In July, 2005, Lee left Microsoft to take a position at Google.[8]
On July 19, 2005, Microsoft sued Google and Lee in a Washington state court over Google's hiring of its former Vice President of Interactive Services, claiming that Lee was violating his non-compete agreement by working for Google within one year of leaving the Redmond-based software corporation. Microsoft argued that Lee would inevitably disclose proprietary information to Google if he was allowed to work there.[9]
On July 28, 2005, Washington state Superior Court Judge Steven González granted Microsoft a temporary restraining order, which prohibited Lee from working on Google projects that compete with Microsoft pending a trial scheduled for January 9, 2006.[10] On September 13, following a hearing, Judge González issued a ruling permitting Lee to work for Google, but barring him from starting work on some technical projects until the case goes to trial in January 2006. Lee was still allowed to recruit employees for Google in China and to talk to government officials about licensing, but was prohibited from working on technologies such as search or speech. Lee was also prohibited from setting budgets, salaries, and research directions for Google in China until the case was to go to trial in January 2006.[11]
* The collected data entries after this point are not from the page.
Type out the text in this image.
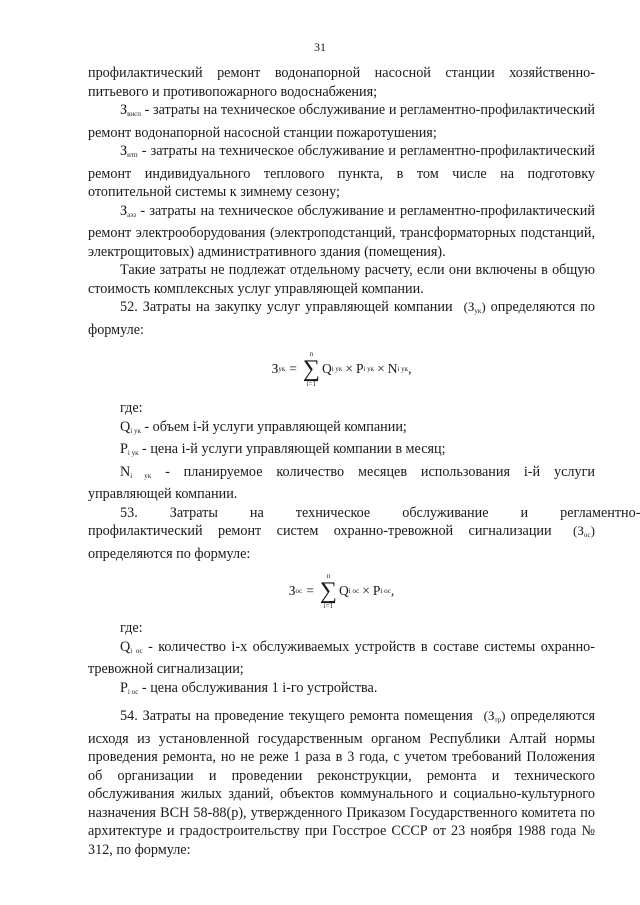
31

профилактический ремонт водонапорной насосной станции хозяйственно-питьевого и противопожарного водоснабжения;

$З_{внсп}$ - затраты на техническое обслуживание и регламентно-профилактический ремонт водонапорной насосной станции пожаротушения;

$З_{итп}$ - затраты на техническое обслуживание и регламентно-профилактический ремонт индивидуального теплового пункта, в том числе на подготовку отопительной системы к зимнему сезону;

$З_{аэз}$ - затраты на техническое обслуживание и регламентно-профилактический ремонт электрооборудования (электроподстанций, трансформаторных подстанций, электрощитовых) административного здания (помещения).

Такие затраты не подлежат отдельному расчету, если они включены в общую стоимость комплексных услуг управляющей компании.

52. Затраты на закупку услуг управляющей компании $(З_{ук})$ определяются по формуле:

З ук =
n
∑
i=1
Q i ук × P i ук × N i ук ,

где:

$Q_{i ук}$ - объем i-й услуги управляющей компании;

$P_{i ук}$ - цена i-й услуги управляющей компании в месяц;

$N_{i ук}$ - планируемое количество месяцев использования i-й услуги управляющей компании.

53.	Затраты	на	техническое	обслуживание	и	регламентно-

профилактический ремонт систем охранно-тревожной сигнализации $(З_{ос})$ определяются по формуле:

З ос =
n
∑
i=1
Q i ос × P i ос ,

где:

$Q_{i ос}$ - количество i-х обслуживаемых устройств в составе системы охранно-тревожной сигнализации;

$P_{i ос}$ - цена обслуживания 1 i-го устройства.

54. Затраты на проведение текущего ремонта помещения $(З_{тр})$ определяются исходя из установленной государственным органом Республики Алтай нормы проведения ремонта, но не реже 1 раза в 3 года, с учетом требований Положения об организации и проведении реконструкции, ремонта и технического обслуживания жилых зданий, объектов коммунального и социально-культурного назначения ВСН 58-88(р), утвержденного Приказом Государственного комитета по архитектуре и градостроительству при Госстрое СССР от 23 ноября 1988 года № 312, по формуле:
Before the case could go to trial, on December 22, 2005 Google and Microsoft announced that they had reached a settlement whose terms are confidential, ending a five-month dispute between the two companies.[12]
At Google China, Lee helped establish the company in the market and overseen its growth in the country. He was responsible for launching the Google.cn regional website, and strengthened the company's team of engineers and scientists in the country.
On 4 September 2009, Lee announced his resignation from Google. He said “With a very strong leadership team in place, it seemed a very good moment for me to move to the next chapter in my career.” Alan Eustace, senior Google vice-president for engineering, credited him with "helping dramatically to improve the quality and range of services that we offer in China, and ensuring that we continue to innovate on the Web for the benefit of users and advertisers".[13] Two executives in the company have taken over Lee's roles, Boon-Lock Yeo, who is now working as director of Google’s Shanghai engineering office, will take over the engineering department, and John Liu, VP of sales and operations, will assume the business and operations side.
On September 7, 2009 [14] he announced details of a $115m venture capital (early-stage incubation and seed money business model) fund called "Innovation Works[15]" that aims to create five successful Chinese start-ups a year in internet and mobile internet businesses or in vast hosting services known as cloud computing. The Innovation Works fund has attracted several investors, including Steve Chen, co-founder of YouTube; Foxconn, the electronics contract manufacturer; Legend Holdings, the parent of PC maker Lenovo; and WI Harper Group.[16]
In September 2010, Lee described two Google Android projects for Chinese users: Tapas, a smart-phone operating system tailored for Chinese users and Wonderpod (Wandoujia), which allows downloading from Chinese video sites.[17]